Sustainable financing and institutional anchoring deliver the basis for the implementation of a digital ecosystem and the associated reorganization of the information architecture in healthcare. Therefore, the ecosystem design will be anchored in a model for a legally secure, actionable, and independent support structure. This model will identify different funding perspectives and design an institutional framework for the establishment, ongoing operation, and further development of the digital ecosystem.
The sponsoring institution should be approved by all participating stakeholders in the ecosystem, and it should remain committed to the interests of patients. Furthermore, it should be taken into account that government information activities are subject to special legal requirements. If necessary, it may be appropriate to have certain tasks within the ecosystem be performed by different companies or bodies and to organize the ecosystem as an umbrella organization.
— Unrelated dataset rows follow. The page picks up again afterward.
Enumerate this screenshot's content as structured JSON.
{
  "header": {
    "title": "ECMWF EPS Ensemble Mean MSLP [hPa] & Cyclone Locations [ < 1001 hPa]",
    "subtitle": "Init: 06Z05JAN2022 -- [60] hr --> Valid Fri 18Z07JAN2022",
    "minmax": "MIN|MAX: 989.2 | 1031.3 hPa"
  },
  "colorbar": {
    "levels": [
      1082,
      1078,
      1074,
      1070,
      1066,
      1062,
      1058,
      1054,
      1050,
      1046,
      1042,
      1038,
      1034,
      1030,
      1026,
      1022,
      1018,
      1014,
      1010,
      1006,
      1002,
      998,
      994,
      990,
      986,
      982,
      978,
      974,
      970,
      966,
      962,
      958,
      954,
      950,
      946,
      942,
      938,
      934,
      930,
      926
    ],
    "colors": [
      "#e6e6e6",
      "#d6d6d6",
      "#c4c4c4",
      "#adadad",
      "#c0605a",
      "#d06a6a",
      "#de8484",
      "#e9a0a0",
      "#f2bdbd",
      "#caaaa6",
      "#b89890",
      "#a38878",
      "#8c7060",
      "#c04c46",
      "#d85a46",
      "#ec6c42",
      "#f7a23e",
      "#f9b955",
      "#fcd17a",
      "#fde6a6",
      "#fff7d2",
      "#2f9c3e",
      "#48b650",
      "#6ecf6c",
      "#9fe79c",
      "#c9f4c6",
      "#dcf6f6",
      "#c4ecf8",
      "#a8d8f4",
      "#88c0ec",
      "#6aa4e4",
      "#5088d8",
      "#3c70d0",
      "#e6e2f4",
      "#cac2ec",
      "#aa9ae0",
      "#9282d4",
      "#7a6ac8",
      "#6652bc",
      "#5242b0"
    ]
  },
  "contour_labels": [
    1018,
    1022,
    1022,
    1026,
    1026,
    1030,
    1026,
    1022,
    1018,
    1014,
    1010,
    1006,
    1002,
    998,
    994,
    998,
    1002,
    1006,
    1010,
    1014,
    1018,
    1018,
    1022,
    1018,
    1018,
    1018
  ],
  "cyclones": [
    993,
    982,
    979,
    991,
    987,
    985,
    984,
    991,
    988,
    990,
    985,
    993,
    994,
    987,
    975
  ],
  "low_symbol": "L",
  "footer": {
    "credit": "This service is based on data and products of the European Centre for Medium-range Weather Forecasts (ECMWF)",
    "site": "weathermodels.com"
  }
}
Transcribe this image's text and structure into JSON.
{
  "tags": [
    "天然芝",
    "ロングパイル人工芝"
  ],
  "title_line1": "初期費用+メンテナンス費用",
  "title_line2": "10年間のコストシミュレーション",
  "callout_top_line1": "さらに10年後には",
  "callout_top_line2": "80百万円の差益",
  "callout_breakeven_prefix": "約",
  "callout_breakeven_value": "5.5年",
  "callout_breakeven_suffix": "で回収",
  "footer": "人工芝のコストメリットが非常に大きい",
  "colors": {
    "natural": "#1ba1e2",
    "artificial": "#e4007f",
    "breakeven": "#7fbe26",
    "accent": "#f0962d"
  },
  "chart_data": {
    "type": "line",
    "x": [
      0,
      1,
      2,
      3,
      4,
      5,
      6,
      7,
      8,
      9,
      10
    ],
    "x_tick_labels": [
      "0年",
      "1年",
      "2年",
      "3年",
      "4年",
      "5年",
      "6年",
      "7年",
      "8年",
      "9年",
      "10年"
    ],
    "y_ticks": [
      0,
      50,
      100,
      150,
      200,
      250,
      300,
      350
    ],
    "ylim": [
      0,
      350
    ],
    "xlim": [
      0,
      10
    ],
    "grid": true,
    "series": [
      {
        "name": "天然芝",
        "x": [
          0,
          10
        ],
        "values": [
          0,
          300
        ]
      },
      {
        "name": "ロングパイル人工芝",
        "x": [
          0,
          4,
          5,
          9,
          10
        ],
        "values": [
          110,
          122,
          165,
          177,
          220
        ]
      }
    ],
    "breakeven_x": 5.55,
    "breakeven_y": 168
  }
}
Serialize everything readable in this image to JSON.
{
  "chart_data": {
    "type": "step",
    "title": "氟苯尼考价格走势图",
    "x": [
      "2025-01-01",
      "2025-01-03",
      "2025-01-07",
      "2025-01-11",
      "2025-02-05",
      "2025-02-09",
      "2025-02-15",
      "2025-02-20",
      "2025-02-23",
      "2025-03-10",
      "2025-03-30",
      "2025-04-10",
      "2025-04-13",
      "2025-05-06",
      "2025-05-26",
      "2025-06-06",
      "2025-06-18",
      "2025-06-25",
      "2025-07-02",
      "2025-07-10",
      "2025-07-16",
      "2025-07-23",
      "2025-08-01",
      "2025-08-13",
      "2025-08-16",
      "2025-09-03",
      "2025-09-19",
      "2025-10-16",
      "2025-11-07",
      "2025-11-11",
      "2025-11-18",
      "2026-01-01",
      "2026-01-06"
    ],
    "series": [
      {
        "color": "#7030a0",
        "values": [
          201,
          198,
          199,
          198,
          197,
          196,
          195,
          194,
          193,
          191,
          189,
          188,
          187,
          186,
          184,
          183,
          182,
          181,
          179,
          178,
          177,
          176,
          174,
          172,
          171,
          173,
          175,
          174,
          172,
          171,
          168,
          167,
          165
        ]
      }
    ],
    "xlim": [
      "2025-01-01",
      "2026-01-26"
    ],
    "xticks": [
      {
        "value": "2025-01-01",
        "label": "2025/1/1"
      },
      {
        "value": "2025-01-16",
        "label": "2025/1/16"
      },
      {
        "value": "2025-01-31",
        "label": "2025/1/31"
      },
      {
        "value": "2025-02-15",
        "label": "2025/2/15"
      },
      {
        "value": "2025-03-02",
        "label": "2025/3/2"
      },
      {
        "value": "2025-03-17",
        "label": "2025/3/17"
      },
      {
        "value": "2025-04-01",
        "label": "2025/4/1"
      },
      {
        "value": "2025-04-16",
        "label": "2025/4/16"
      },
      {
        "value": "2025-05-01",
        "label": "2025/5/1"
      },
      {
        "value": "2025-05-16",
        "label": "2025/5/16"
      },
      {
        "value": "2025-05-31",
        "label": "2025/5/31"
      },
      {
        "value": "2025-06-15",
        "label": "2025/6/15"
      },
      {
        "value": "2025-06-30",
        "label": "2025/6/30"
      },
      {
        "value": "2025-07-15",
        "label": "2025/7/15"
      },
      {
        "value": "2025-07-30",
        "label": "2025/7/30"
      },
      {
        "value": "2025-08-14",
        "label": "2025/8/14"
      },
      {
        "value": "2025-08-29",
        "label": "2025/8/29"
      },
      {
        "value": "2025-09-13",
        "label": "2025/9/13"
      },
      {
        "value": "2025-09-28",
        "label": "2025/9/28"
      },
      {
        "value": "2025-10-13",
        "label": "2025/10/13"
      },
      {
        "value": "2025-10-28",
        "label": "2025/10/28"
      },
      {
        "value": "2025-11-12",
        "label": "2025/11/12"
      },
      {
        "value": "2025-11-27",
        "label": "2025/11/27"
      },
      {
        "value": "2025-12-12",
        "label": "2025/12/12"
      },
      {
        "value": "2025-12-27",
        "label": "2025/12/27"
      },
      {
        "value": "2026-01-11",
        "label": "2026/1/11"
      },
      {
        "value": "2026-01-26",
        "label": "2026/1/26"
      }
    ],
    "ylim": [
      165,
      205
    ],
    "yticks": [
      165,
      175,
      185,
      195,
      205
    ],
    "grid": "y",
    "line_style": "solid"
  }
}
In the digital ecosystem outlined here, the in-house creation and provision of information and services is not part of the platform operator’s spectrum of tasks. Rather, the platform offers information and service providers the opportunity to participate in the ecosystem. Efforts must be made to ensure that companies on the market are not excluded or put at a disadvantage. On the contrary, the declared goal should be to tap the innovative power of the European health tech economy for the platform.
In terms of the data strategy, the national healthcare platform is also expected to make a decisive difference from commercial providers, as it should not aim to achievea monopoly on data. On the contrary, databases and interfaces could be provided by public institutions as part of an open data strategy in order to prevent cutthroat competition.
We are developing our concept for a national healthcare platform as a prototype for the German healthcare system. Digital transformation is however not a national phenomenon, and it knows no borders. Just the opposite: It merges national healthcare systems into a global healthcare market in which new challenges arise that require international strategies for solutions and collaboration.
Consequently, we are coordinating our platform strategy with international partner organizations, aligning ourselves with European interoperability standards, and thinking about the international scaling of our platform strategy right from the start. In the long term, within Europe, we envision a merger of national healthcare platforms to a federated platform ecosystem.